SIGTERM causes the daemon to stop ripping the current track, give up the device to a player, and quit the daemon.
Locking and Synchronization
- On Startup:
- trylock host:device in devicedb, or exit
- update daemondb with pid and status
- daemonize
- On Exit:
- remove entry from daemondb
- unlock host:device from devicedb
- exit
- On rip determination:
- lock trackdb
- check if track needs reripping
- lock track if we need to rerip
- unlock trackdb
- On finishing rip:
- update track data and unlock it
Nonexistant Files
When checking to see if we should replace the old file or not, make sure the old file actually exists if we are going to depend on it to be the better copy. Also, when we move the new file into place, ensure it exists in the new place before just quitting. If we can't find a resultant file, we should probably set the state to Not Ripped and the quality to 0, so we automatically update it next time through.

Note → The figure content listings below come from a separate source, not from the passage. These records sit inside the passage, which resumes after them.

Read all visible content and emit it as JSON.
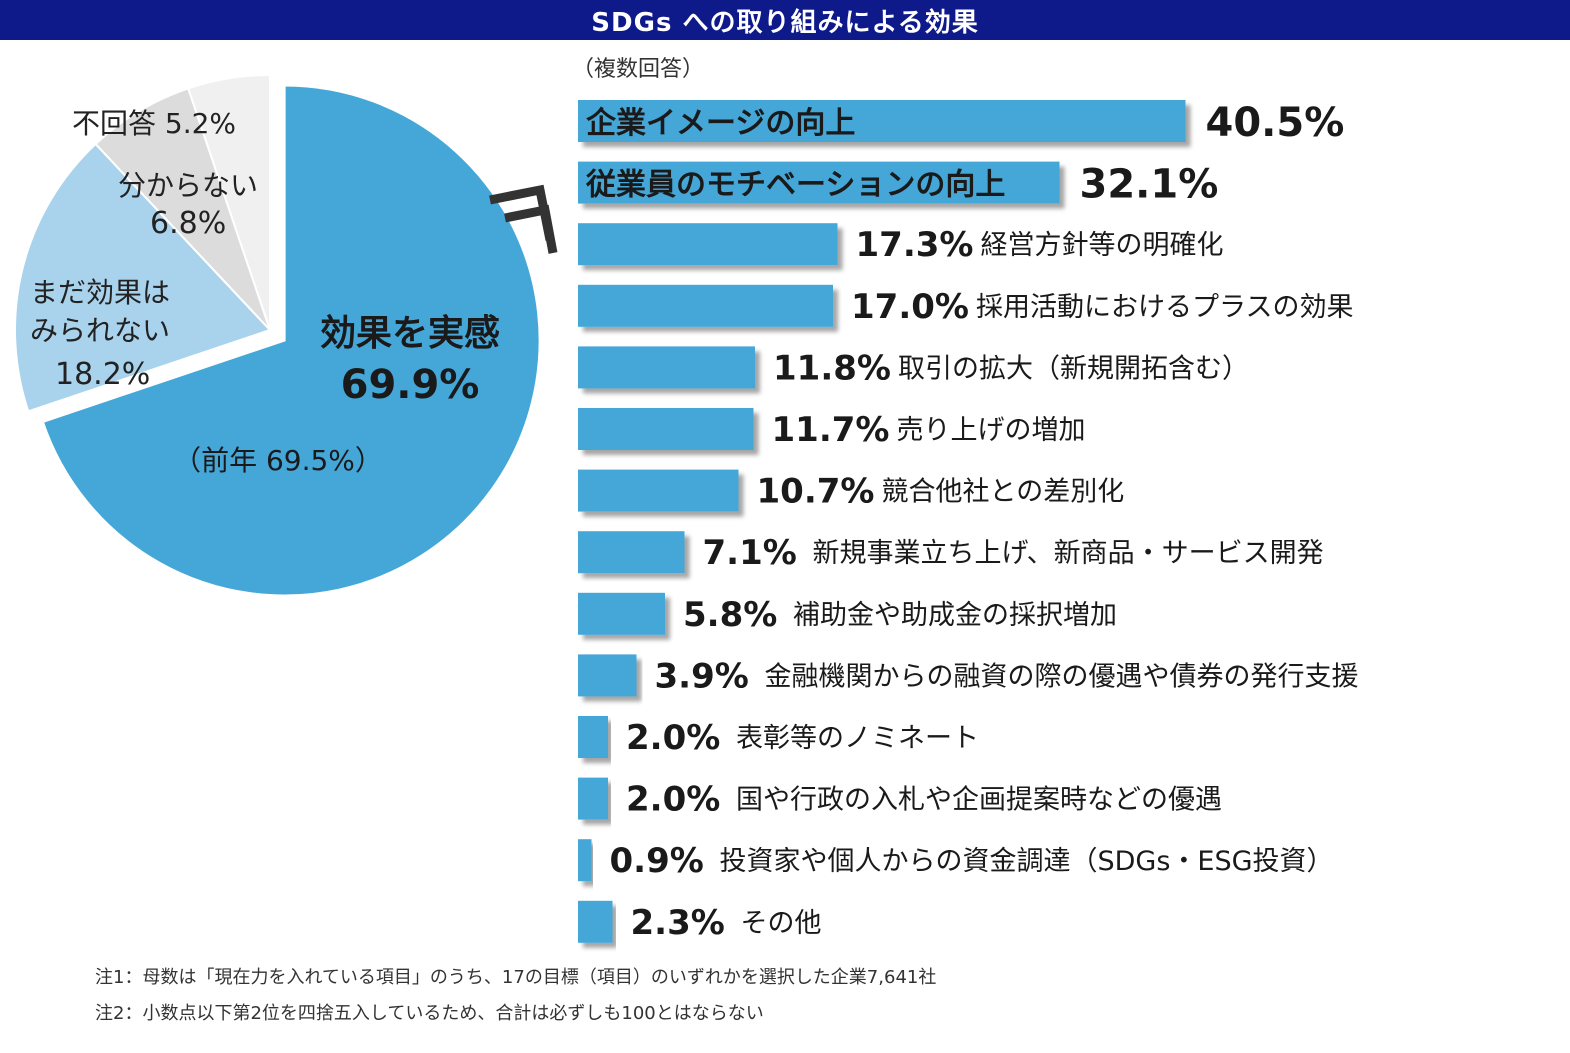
{
  "title": "SDGs への取り組みによる効果",
  "colors": {
    "header_bg": "#0f1a8a",
    "bar": "#45a7d8",
    "pie_effect": "#45a7d8",
    "pie_not_yet": "#a9d3ec",
    "pie_unknown": "#dcdcdc",
    "pie_no_answer": "#f0f0f0"
  },
  "chart_data": [
    {
      "type": "pie",
      "slices": [
        {
          "label": "効果を実感",
          "value": 69.9,
          "value_label": "69.9%",
          "note": "（前年 69.5%）",
          "exploded": true
        },
        {
          "label": "まだ効果は みられない",
          "value": 18.2,
          "value_label": "18.2%"
        },
        {
          "label": "分からない",
          "value": 6.8,
          "value_label": "6.8%"
        },
        {
          "label": "不回答",
          "value": 5.2,
          "value_label": "5.2%"
        }
      ]
    },
    {
      "type": "bar",
      "orientation": "horizontal",
      "subtitle": "（複数回答）",
      "categories": [
        "企業イメージの向上",
        "従業員のモチベーションの向上",
        "経営方針等の明確化",
        "採用活動におけるプラスの効果",
        "取引の拡大（新規開拓含む）",
        "売り上げの増加",
        "競合他社との差別化",
        "新規事業立ち上げ、新商品・サービス開発",
        "補助金や助成金の採択増加",
        "金融機関からの融資の際の優遇や債券の発行支援",
        "表彰等のノミネート",
        "国や行政の入札や企画提案時などの優遇",
        "投資家や個人からの資金調達（SDGs・ESG投資）",
        "その他"
      ],
      "values": [
        40.5,
        32.1,
        17.3,
        17.0,
        11.8,
        11.7,
        10.7,
        7.1,
        5.8,
        3.9,
        2.0,
        2.0,
        0.9,
        2.3
      ],
      "value_labels": [
        "40.5%",
        "32.1%",
        "17.3%",
        "17.0%",
        "11.8%",
        "11.7%",
        "10.7%",
        "7.1%",
        "5.8%",
        "3.9%",
        "2.0%",
        "2.0%",
        "0.9%",
        "2.3%"
      ]
    }
  ],
  "notes": [
    "注1：母数は「現在力を入れている項目」のうち、17の目標（項目）のいずれかを選択した企業7,641社",
    "注2：小数点以下第2位を四捨五入しているため、合計は必ずしも100とはならない"
  ]
}
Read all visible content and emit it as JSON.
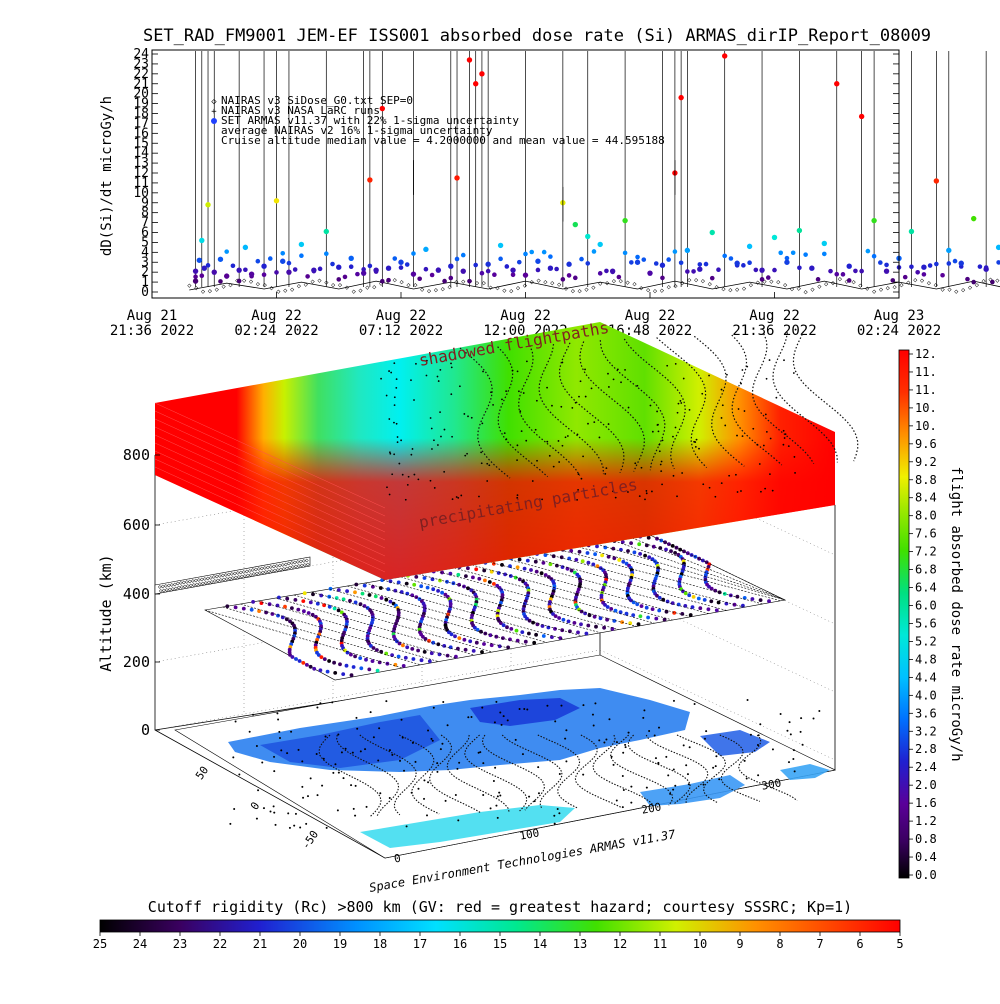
{
  "chart_data": [
    {
      "type": "scatter",
      "title": "SET_RAD_FM9001  JEM-EF ISS001 absorbed dose rate (Si) ARMAS_dirIP_Report_08009",
      "ylabel": "dD(Si)/dt microGy/h",
      "ylim": [
        0,
        24
      ],
      "y_ticks": [
        "0",
        "1",
        "2",
        "3",
        "4",
        "5",
        "6",
        "7",
        "8",
        "9",
        "10",
        "11",
        "12",
        "13",
        "14",
        "15",
        "16",
        "17",
        "18",
        "19",
        "20",
        "21",
        "22",
        "23",
        "24"
      ],
      "x_ticks": [
        {
          "l1": "Aug 21",
          "l2": "21:36 2022"
        },
        {
          "l1": "Aug 22",
          "l2": "02:24 2022"
        },
        {
          "l1": "Aug 22",
          "l2": "07:12 2022"
        },
        {
          "l1": "Aug 22",
          "l2": "12:00 2022"
        },
        {
          "l1": "Aug 22",
          "l2": "16:48 2022"
        },
        {
          "l1": "Aug 22",
          "l2": "21:36 2022"
        },
        {
          "l1": "Aug 23",
          "l2": "02:24 2022"
        }
      ],
      "legend": [
        "NAIRAS v3 SiDose_G0.txt SEP=0",
        "NAIRAS v3 NASA LaRC runs",
        "SET ARMAS v11.37 with 22% 1-sigma uncertainty",
        "average NAIRAS v2 16% 1-sigma uncertainty",
        "Cruise altitude median value = 4.2000000 and mean value = 44.595188"
      ],
      "legend_symbols": [
        "◇",
        "+",
        "●",
        "",
        ""
      ],
      "cruise_median": 4.2,
      "cruise_mean": 44.595188,
      "series": [
        {
          "name": "SET ARMAS v11.37 with 22% 1-sigma uncertainty",
          "values": [
            [
              0.35,
              1.1
            ],
            [
              0.35,
              2.1
            ],
            [
              0.38,
              3.2
            ],
            [
              0.4,
              5.2
            ],
            [
              0.42,
              2.4
            ],
            [
              0.45,
              8.8
            ],
            [
              0.5,
              2.0
            ],
            [
              0.55,
              3.3
            ],
            [
              0.6,
              1.6
            ],
            [
              0.7,
              2.2
            ],
            [
              0.75,
              4.5
            ],
            [
              0.8,
              1.8
            ],
            [
              0.9,
              2.6
            ],
            [
              1.0,
              9.2
            ],
            [
              1.05,
              3.1
            ],
            [
              1.1,
              2.0
            ],
            [
              1.2,
              4.8
            ],
            [
              1.3,
              2.2
            ],
            [
              1.4,
              6.1
            ],
            [
              1.5,
              2.5
            ],
            [
              1.6,
              3.4
            ],
            [
              1.7,
              1.9
            ],
            [
              1.75,
              11.3
            ],
            [
              1.8,
              2.2
            ],
            [
              1.85,
              18.5
            ],
            [
              1.9,
              2.4
            ],
            [
              2.0,
              3.0
            ],
            [
              2.1,
              1.8
            ],
            [
              2.2,
              4.3
            ],
            [
              2.3,
              2.2
            ],
            [
              2.4,
              2.6
            ],
            [
              2.45,
              11.5
            ],
            [
              2.5,
              2.1
            ],
            [
              2.55,
              23.4
            ],
            [
              2.6,
              21.0
            ],
            [
              2.65,
              22.0
            ],
            [
              2.7,
              2.8
            ],
            [
              2.8,
              4.7
            ],
            [
              2.9,
              2.2
            ],
            [
              3.0,
              1.7
            ],
            [
              3.1,
              3.1
            ],
            [
              3.2,
              2.4
            ],
            [
              3.3,
              9.0
            ],
            [
              3.35,
              2.8
            ],
            [
              3.4,
              6.8
            ],
            [
              3.5,
              5.6
            ],
            [
              3.6,
              4.8
            ],
            [
              3.7,
              2.1
            ],
            [
              3.8,
              7.2
            ],
            [
              3.9,
              3.0
            ],
            [
              4.0,
              1.9
            ],
            [
              4.1,
              2.7
            ],
            [
              4.2,
              12.0
            ],
            [
              4.25,
              19.6
            ],
            [
              4.3,
              4.2
            ],
            [
              4.4,
              2.3
            ],
            [
              4.5,
              6.0
            ],
            [
              4.6,
              23.8
            ],
            [
              4.7,
              2.9
            ],
            [
              4.8,
              4.6
            ],
            [
              4.9,
              2.2
            ],
            [
              5.0,
              5.5
            ],
            [
              5.1,
              3.0
            ],
            [
              5.2,
              6.2
            ],
            [
              5.3,
              2.4
            ],
            [
              5.4,
              4.9
            ],
            [
              5.5,
              21.0
            ],
            [
              5.6,
              2.6
            ],
            [
              5.7,
              17.7
            ],
            [
              5.8,
              7.2
            ],
            [
              5.9,
              2.1
            ],
            [
              6.0,
              3.4
            ],
            [
              6.1,
              6.1
            ],
            [
              6.2,
              2.5
            ],
            [
              6.3,
              11.2
            ],
            [
              6.4,
              4.2
            ],
            [
              6.5,
              2.9
            ],
            [
              6.6,
              7.4
            ],
            [
              6.7,
              2.3
            ],
            [
              6.8,
              4.5
            ],
            [
              6.9,
              13.2
            ],
            [
              7.0,
              3.1
            ],
            [
              7.1,
              6.6
            ],
            [
              7.2,
              11.6
            ],
            [
              7.3,
              2.7
            ],
            [
              7.4,
              23.8
            ],
            [
              7.5,
              4.3
            ],
            [
              7.6,
              2.4
            ],
            [
              7.7,
              9.6
            ],
            [
              7.8,
              2.8
            ],
            [
              7.9,
              6.9
            ],
            [
              8.0,
              2.2
            ],
            [
              8.1,
              7.6
            ],
            [
              8.2,
              3.5
            ],
            [
              8.3,
              9.4
            ],
            [
              8.4,
              2.6
            ],
            [
              8.5,
              8.4
            ],
            [
              8.6,
              5.6
            ],
            [
              8.7,
              2.5
            ],
            [
              8.8,
              6.4
            ],
            [
              8.9,
              17.8
            ],
            [
              9.0,
              3.0
            ],
            [
              9.1,
              7.1
            ],
            [
              9.2,
              2.4
            ],
            [
              9.3,
              7.5
            ],
            [
              9.4,
              4.8
            ],
            [
              9.5,
              2.6
            ],
            [
              9.6,
              11.5
            ],
            [
              9.7,
              23.6
            ],
            [
              9.8,
              2.6
            ],
            [
              9.9,
              8.3
            ],
            [
              10.0,
              3.2
            ],
            [
              10.1,
              15.4
            ],
            [
              10.2,
              2.3
            ],
            [
              10.3,
              6.1
            ],
            [
              10.4,
              7.5
            ],
            [
              10.5,
              10.9
            ],
            [
              10.6,
              2.8
            ],
            [
              10.7,
              23.7
            ],
            [
              10.8,
              9.2
            ],
            [
              10.9,
              4.2
            ],
            [
              11.0,
              6.9
            ],
            [
              11.1,
              3.0
            ],
            [
              11.2,
              2.5
            ]
          ]
        },
        {
          "name": "NAIRAS v3 SiDose_G0.txt SEP=0",
          "values": [
            [
              0.3,
              0.2
            ],
            [
              0.6,
              0.9
            ],
            [
              0.9,
              0.3
            ],
            [
              1.2,
              1.0
            ],
            [
              1.5,
              0.3
            ],
            [
              1.8,
              1.1
            ],
            [
              2.1,
              0.3
            ],
            [
              2.4,
              1.0
            ],
            [
              2.7,
              0.3
            ],
            [
              3.0,
              1.1
            ],
            [
              3.3,
              0.3
            ],
            [
              3.6,
              1.0
            ],
            [
              3.9,
              0.3
            ],
            [
              4.2,
              1.1
            ],
            [
              4.5,
              0.3
            ],
            [
              4.8,
              1.0
            ],
            [
              5.1,
              0.3
            ],
            [
              5.4,
              1.1
            ],
            [
              5.7,
              0.3
            ],
            [
              6.0,
              1.0
            ],
            [
              6.3,
              0.3
            ],
            [
              6.6,
              1.1
            ],
            [
              6.9,
              0.3
            ],
            [
              7.2,
              1.0
            ],
            [
              7.5,
              0.3
            ],
            [
              7.8,
              1.1
            ],
            [
              8.1,
              0.3
            ],
            [
              8.4,
              1.0
            ],
            [
              8.7,
              0.3
            ],
            [
              9.0,
              1.1
            ],
            [
              9.3,
              0.3
            ],
            [
              9.6,
              1.0
            ],
            [
              9.9,
              0.3
            ],
            [
              10.2,
              1.1
            ],
            [
              10.5,
              0.3
            ],
            [
              10.8,
              1.0
            ],
            [
              11.1,
              0.3
            ]
          ]
        }
      ]
    },
    {
      "type": "heatmap",
      "subtitle": "3-D view: flight path over altitude, latitude and longitude",
      "ylabel": "Altitude (km)",
      "z_ticks": [
        "0",
        "200",
        "400",
        "600",
        "800"
      ],
      "lat_ticks": [
        "50",
        "0",
        "-50"
      ],
      "lon_ticks": [
        "0",
        "100",
        "200",
        "300"
      ],
      "annotations": [
        "shadowed flightpaths",
        "precipitating particles"
      ],
      "credit": "Space Environment Technologies ARMAS v11.37"
    },
    {
      "type": "heatmap",
      "subtitle": "colorbar",
      "label": "flight absorbed dose rate microGy/h",
      "ticks": [
        "12.",
        "11.",
        "11.",
        "10.",
        "10.",
        "9.6",
        "9.2",
        "8.8",
        "8.4",
        "8.0",
        "7.6",
        "7.2",
        "6.8",
        "6.4",
        "6.0",
        "5.6",
        "5.2",
        "4.8",
        "4.4",
        "4.0",
        "3.6",
        "3.2",
        "2.8",
        "2.4",
        "2.0",
        "1.6",
        "1.2",
        "0.8",
        "0.4",
        "0.0"
      ],
      "range": [
        0,
        12
      ]
    },
    {
      "type": "heatmap",
      "subtitle": "colorbar",
      "label": "Cutoff rigidity (Rc) >800 km (GV: red = greatest hazard; courtesy SSSRC; Kp=1)",
      "ticks": [
        "25",
        "24",
        "23",
        "22",
        "21",
        "20",
        "19",
        "18",
        "17",
        "16",
        "15",
        "14",
        "13",
        "12",
        "11",
        "10",
        "9",
        "8",
        "7",
        "6",
        "5"
      ],
      "range": [
        25,
        5
      ]
    }
  ]
}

I think right now there is about 30 or 40 track entries without a file to match. I need to get something going to find out which ones they are, what happened, and what CDs I need to rerip. *update: found most of the files. There are still a few that are not ripped, because they are data tracks from the end of some cds that have "extras". Kinda silly. At any rate, they don't get ripped. That's probably fine. As long as we can still find the cd's in cddb while including that track in our toc calculation, I think all is well.